Question Solve the following equation in the interval ${\displaystyle [0,2\pi )}$

${\displaystyle \sin ^{2}(\theta )-\cos ^{2}(\theta )=1+\cos(\theta )}$
Foundations:
1) Which trigonometric identities are useful in this problem?

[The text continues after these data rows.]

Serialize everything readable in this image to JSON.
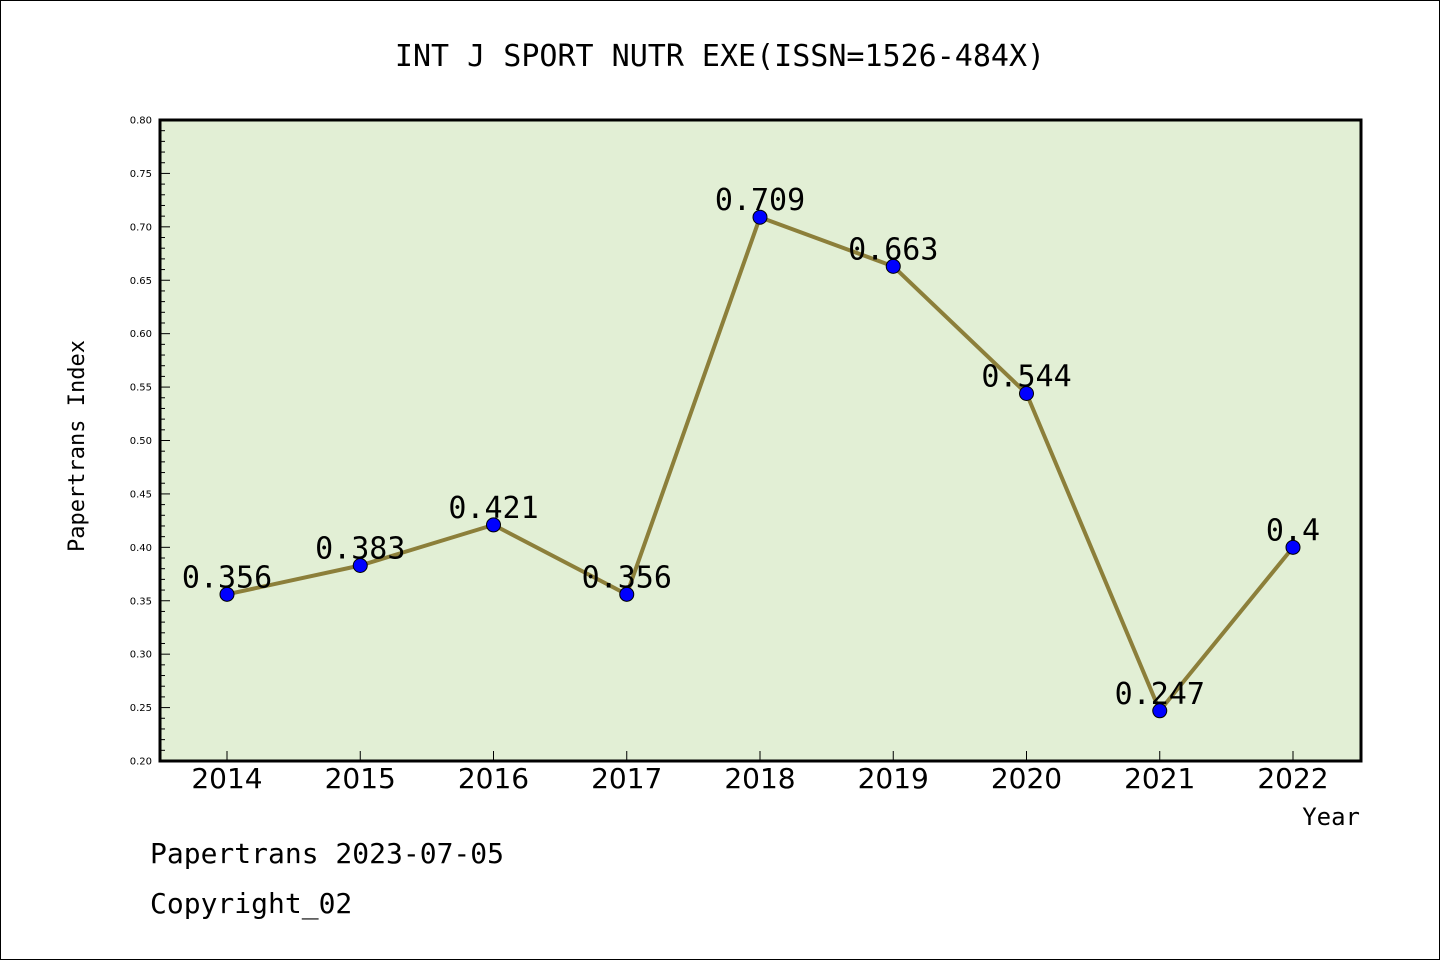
{
  "chart_data": {
    "type": "line",
    "title": "INT J SPORT NUTR EXE(ISSN=1526-484X)",
    "xlabel": "Year",
    "ylabel": "Papertrans Index",
    "categories": [
      "2014",
      "2015",
      "2016",
      "2017",
      "2018",
      "2019",
      "2020",
      "2021",
      "2022"
    ],
    "values": [
      0.356,
      0.383,
      0.421,
      0.356,
      0.709,
      0.663,
      0.544,
      0.247,
      0.4
    ],
    "data_labels": [
      "0.356",
      "0.383",
      "0.421",
      "0.356",
      "0.709",
      "0.663",
      "0.544",
      "0.247",
      "0.4"
    ],
    "ylim": [
      0.2,
      0.8
    ],
    "yticks": [
      "0.20",
      "0.25",
      "0.30",
      "0.35",
      "0.40",
      "0.45",
      "0.50",
      "0.55",
      "0.60",
      "0.65",
      "0.70",
      "0.75",
      "0.80"
    ],
    "grid": false,
    "colors": {
      "plot_background": "#e2efd5",
      "line": "#8c7f3a",
      "marker": "#0000ff"
    }
  },
  "footer": {
    "line1": "Papertrans 2023-07-05",
    "line2": "Copyright_02"
  }
}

1) ${\displaystyle \sin ^{2}(\theta )=1-\cos ^{2}(\theta )}$ and

Step 1:
We need to get rid of the ${\displaystyle \sin ^{2}(\theta )}$ term. Since ${\displaystyle \sin ^{2}(\theta )=1-\cos ^{2}(\theta )}$, the equation becomes
${\displaystyle (1-\cos ^{2}(\theta ))-\cos ^{2}(\theta )=1+\cos(\theta )}$.
Step 2:
If we simplify and move all the terms to the right hand side, we have ${\displaystyle 0=2\cos ^{2}(\theta )+\cos(\theta )}$.
Step 3:
Now, factoring, we have ${\displaystyle 0=\cos(\theta )(2\cos(\theta )+1)}$. Thus, either ${\displaystyle \cos(\theta )=0}$ or ${\displaystyle 2\cos(\theta )+1=0}$.
Step 4:
The solutions to ${\displaystyle \cos(\theta )=0}$ in ${\displaystyle [0,2\pi )}$ are ${\displaystyle \theta ={\frac {\pi }{2}}}$ or ${\displaystyle \theta ={\frac {3\pi }{2}}}$.
Step 5:
The solutions to ${\displaystyle 2\cos(\theta )+1=0}$ are angles that satisfy ${\displaystyle \cos(\theta )={\frac {-1}{2}}}$. In ${\displaystyle [0,2\pi )}$, the
solutions are ${\displaystyle \theta ={\frac {2\pi }{3}}}$ or ${\displaystyle \theta ={\frac {4\pi }{3}}}$.
The solutions are ${\displaystyle {\frac {\pi }{2}},{\frac {3\pi }{2}},{\frac {2\pi }{3}},{\frac {4\pi }{3}}}$.